Het verweer van [gedaagde] slaagt. Ter comparitie van 8 februari 2018 hebben partijen immers dienaangaande afspraken gemaakt, die de rechtbank heeft neergelegd in haar vonnis van 19 december 2018 en die zij heeft herhaald in haar vonnis van 18 december 2019 (onder rov. 3.7.-3.10.). Hetgeen [eiseres] thans aanvoert geeft de rechtbank geen aanleiding haar eerdere oordeel te heroverwegen, zodat de rechtbank hieraan verder voorbijgaat.
met betrekking tot de eisvermeerdering van [gedaagde]
2.5.
Bij vonnis van 28 juni 2023 heeft de rechtbank tevens [eiseres] in de gelegenheid gesteld bij akte te reageren op de volgende vermeerdering van eis van [gedaagde] :
[gedaagde] vermeerdert derhalve zijn eis en verzoekt de rechtbank te bepalen dat [eiseres] uit hoofde van haar aandeel in de eigenaarslasten van deze woning aan hem dient te voldoen € 15.736,06, te vermeerderen met de helft van de eigenaarslasten vanaf mei 2023 tot aan de datum van overdracht. Dit bedrag kan worden verrekend bij de notariële overdracht van de woning, reden waarom [gedaagde] de rechtbank verzoekt te bepalen dat de notaris ten overstaan van wie de levering aan de koper(s) plaatsvindt, de netto-verkoopopbrengst (minus de hypotheekschuld, makelaarskosten en notariskosten die voor rekening van partijen komen) gelijk tussen partijen verdeelt, waarbij dient te worden verrekend hetgeen [eiseres] nog aan hem verschuldigd is in verband met de voor haar rekening komende eigenaarslasten van € 15.736,06 + PM.
[gedaagde] vordert alsnog betaling van dit bedrag (€ 1.571,00 eigenaarslasten [adres 1] ) en vermeerdert zijn eis ter zake.

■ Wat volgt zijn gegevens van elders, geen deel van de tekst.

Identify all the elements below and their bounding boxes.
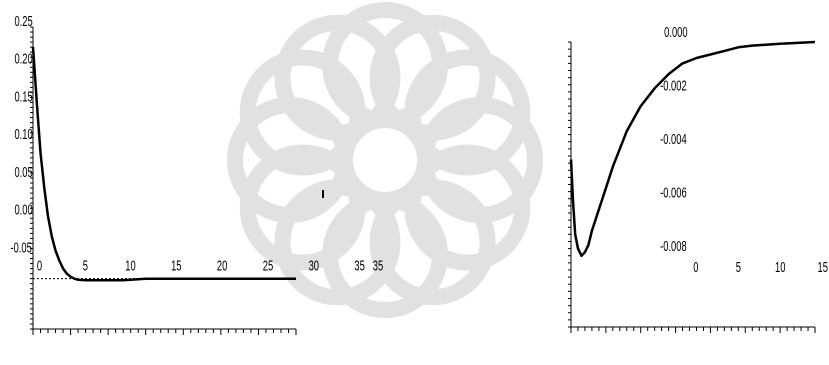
ornament-core (337, 112, 433, 208)
ornament-watermark (227, 2, 543, 318)
x-tick-label: 0 (37, 257, 42, 274)
chart-left: 0 5 10 15 20 25 30 35 35 0.25 0.20 0.15 0.10 0.05 0.00… (10, 13, 383, 335)
y-tick-label: 0.10 (14, 126, 32, 143)
x-tick-label: 15 (818, 259, 828, 276)
y-tick-label: 0.000 (664, 24, 687, 41)
x-tick-label: 30 (309, 257, 319, 274)
ornament-petal (322, 192, 448, 318)
ornament-petal (369, 179, 496, 306)
ornament-petal (322, 2, 448, 128)
y-tick-label: 0.00 (14, 201, 32, 218)
x-tick-label: 5 (736, 259, 741, 276)
ornament-petal (404, 144, 531, 271)
x-tick-label: 20 (217, 257, 227, 274)
x-tick-label: 35 (354, 257, 364, 274)
y-tick-label: 0.05 (14, 164, 32, 181)
chart-right: 05101520253035350.000-0.002-0.004-0.006-… (568, 24, 828, 333)
x-tick-label: 5 (83, 257, 88, 274)
y-tick-label: -0.004 (660, 131, 687, 148)
ornament-petal (369, 14, 496, 141)
y-tick-label: 0.25 (14, 13, 32, 30)
ornament-petal (404, 49, 531, 176)
ornament-petal (274, 14, 401, 141)
x-end-label: 35 (373, 257, 383, 274)
y-tick-label: 0.20 (14, 50, 32, 67)
ornament-petal (417, 97, 543, 223)
ornament-petal (227, 97, 353, 223)
x-tick-label: 25 (263, 257, 273, 274)
center-dot (322, 190, 324, 198)
y-tick-label: 0.15 (14, 88, 32, 105)
series-line (569, 40, 816, 258)
x-tick-label: 0 (693, 259, 698, 276)
x-tick-label: 10 (125, 257, 135, 274)
ornament-petal (274, 179, 401, 306)
ornament-petal (239, 144, 366, 271)
y-tick-label: -0.006 (660, 184, 687, 201)
y-tick-label: -0.002 (660, 77, 687, 94)
series-line (31, 47, 296, 282)
y-tick-label: -0.05 (10, 239, 31, 256)
ornament-petal (239, 49, 366, 176)
x-tick-label: 15 (171, 257, 181, 274)
x-tick-label: 10 (775, 259, 785, 276)
y-tick-label: -0.008 (660, 238, 687, 255)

Dit bedrag kan worden verrekend bij de notariële overdracht van deze woning aan [eiseres] dan wel aan koper(s).
2.6.
[gedaagde] heeft aan zijn vorderingen - kort gezegd - het volgende ten grondslag gelegd.
2.6.1.
[eiseres] heeft nimmer bijgedragen in de lasten van de woning aan de [adres 2]
te [woonplaats] , terwijl zij hiertoe bij helfte gehouden is. [gedaagde] heeft de
eigenaarslasten vanaf 16 september 2016 tot april 2023 als volgt begroot (productie 2):
  • hypotheeklasten € 22.127,80 / 2 = € 11.063,90
  • BSGW € 8.154,18 / 2 = € 4.077,09
  • opstalverzekering € 705,83 / 2 = € 352,69
  • onderhoud ketel € 484,75 / 2 =
Totaal aandeel [eiseres] € 15.736,06
Totdat de woning zal zijn verkocht, dient [eiseres] vanaf mei 2023 haar aandeel in de eigenaarslasten van deze woning voor haar rekening te nemen (een post PM). Voorts heeft [gedaagde] verzocht dat de rechtbank zal bepalen dat de notaris de netto-opbrengst tussen partijen gelijk verdeelt, waarbij verrekend dient te worden hetgeen [eiseres] nog aan [gedaagde] verschuldigd is uit hoofde van de voor haar rekening komende eigenaarslasten.
2.6.2.
[gedaagde] heeft verder gesteld diverse lasten van 2018 tot en met 2022 (te weten servicekosten, opstalverzekering, parkeerplaats, VvE, onderhoud en storing CV ketel) voor de woning aan de [adres 1] te [woonplaats] te hebben betaald. Eind augustus 2022 heeft hij een opgave daarvan aan [eiseres] doen toekomen en heeft hij van haar betaling van € 1.571,00 gevorderd ter zake eigenaarslasten (productie 3). [eiseres] heeft niet betaald, reden waarom [gedaagde] dat thans alsnog vordert.
2.7.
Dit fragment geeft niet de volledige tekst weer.